Poster
116 |
Morphological profiling by cell painting in human neural progenitor cells classifies hit compounds in a pilot drug screen for Alzheimer’s disease |
Alzheimer’s disease (AD) accounts for 60-70% of dementia cases making it the most common form. Current treatments are only partially effective at alleviating AD symptoms. Novel treatments have questionable safety/efficacy. Therefore there is a need for alternative strategies e.g. drug repositioning/repurposing which can identify safe and tolerated compounds that may be effective. Age is the greatest risk factor for AD, however genetic variants are important for defining risk-level and supporting early-onset detection for individuals in middle- and old.-age. Genome-wide association studies repeatedly show variants in SORL1 (encodes the protein SORLA) increase risk for AD. Variants that confer loss of, or decreased, SORLA expression is also linked with AD. Deletion of SORL1 is associated with enlarged endosomes in neural progenitor cells and neurons specifically in keeping with the role of SORLA in the endolysosomal pathway. Therefore image-based phenotyping may identify features characteristic of SORLA depletion. Here, an automated morphological profiling assay (Cell Painting) was applied to wild-type and SORL1-/- NPCs.
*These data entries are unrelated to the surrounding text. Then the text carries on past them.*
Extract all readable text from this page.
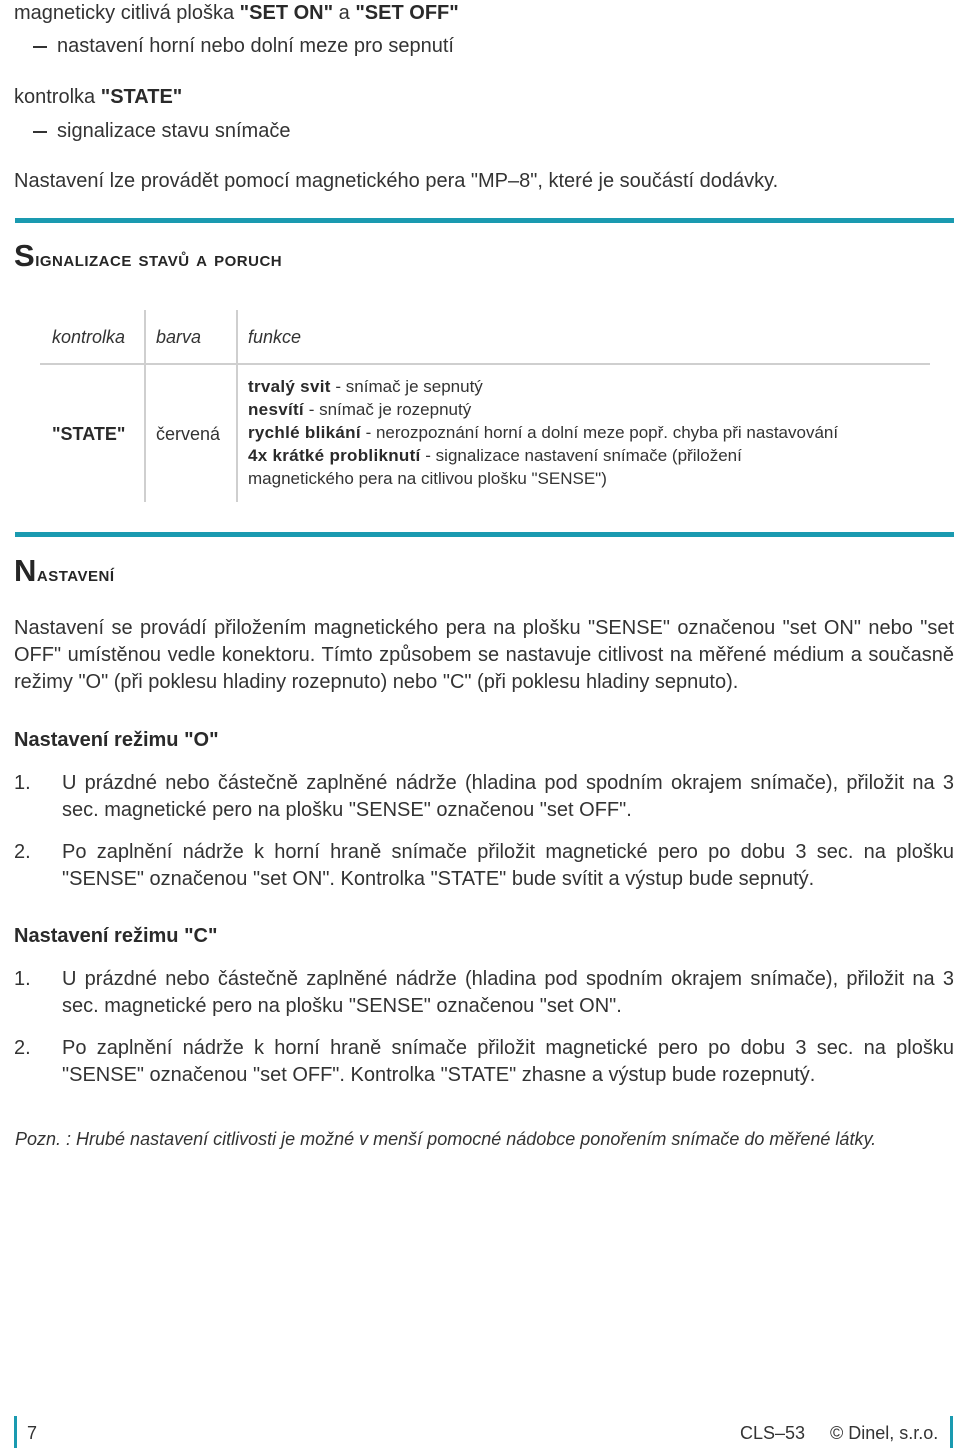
magneticky citlivá ploška "SET ON" a "SET OFF"
nastavení horní nebo dolní meze pro sepnutí
kontrolka "STATE"
signalizace stavu snímače
Nastavení lze provádět pomocí magnetického pera "MP–8", které je součástí dodávky.
Signalizace stavů a poruch
kontrolka barva	funkce
"STATE" červená
trvalý svit - snímač je sepnutý
nesvítí - snímač je rozepnutý
rychlé blikání - nerozpoznání horní a dolní meze popř. chyba při nastavování
4x krátké probliknutí - signalizace nastavení snímače (přiložení
magnetického pera na citlivou plošku "SENSE")
Nastavení
Nastavení se provádí přiložením magnetického pera na plošku "SENSE" označenou "set ON" nebo "set OFF" umístěnou vedle konektoru. Tímto způsobem se nastavuje citlivost na měřené médium a současně režimy "O" (při poklesu hladiny rozepnuto) nebo "C" (při poklesu hladiny sepnuto).
Nastavení režimu "O"
1. U prázdné nebo částečně zaplněné nádrže (hladina pod spodním okrajem snímače), přiložit na 3 sec. magnetické pero na plošku "SENSE" označenou "set OFF".
2. Po zaplnění nádrže k horní hraně snímače přiložit magnetické pero po dobu 3 sec. na plošku "SENSE" označenou "set ON". Kontrolka "STATE" bude svítit a výstup bude sepnutý.
Nastavení režimu "C"
1. U prázdné nebo částečně zaplněné nádrže (hladina pod spodním okrajem snímače), přiložit na 3 sec. magnetické pero na plošku "SENSE" označenou "set ON".
2. Po zaplnění nádrže k horní hraně snímače přiložit magnetické pero po dobu 3 sec. na plošku "SENSE" označenou "set OFF". Kontrolka "STATE" zhasne a výstup bude rozepnutý.
Pozn. : Hrubé nastavení citlivosti je možné v menší pomocné nádobce ponořením snímače do měřené látky.
7	CLS–53 © Dinel, s.r.o.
This was used to determine the phenotypic response of SORL1-/- NPCs after treatment with a preliminary drug screening library (330 compounds) to test the utility of such a study design for a future high throughput drug screen. Using multiparametric, image-based phenotypes in SORLA depleted NPCs with reference to isogenic wild-type controls, 17 FDA-approved compounds that reverse the morphological signatures in NPCs derived from 3 SORL1-/- hiPSCs were identified. Network pharmacology analysis reveals the 17 compounds interact with a number biological pathways including DNA damage. image-based phenotyping and morphological profiling in SORL1-/- NPCs using high-content image analysis is a viable option for drug discovery in AD.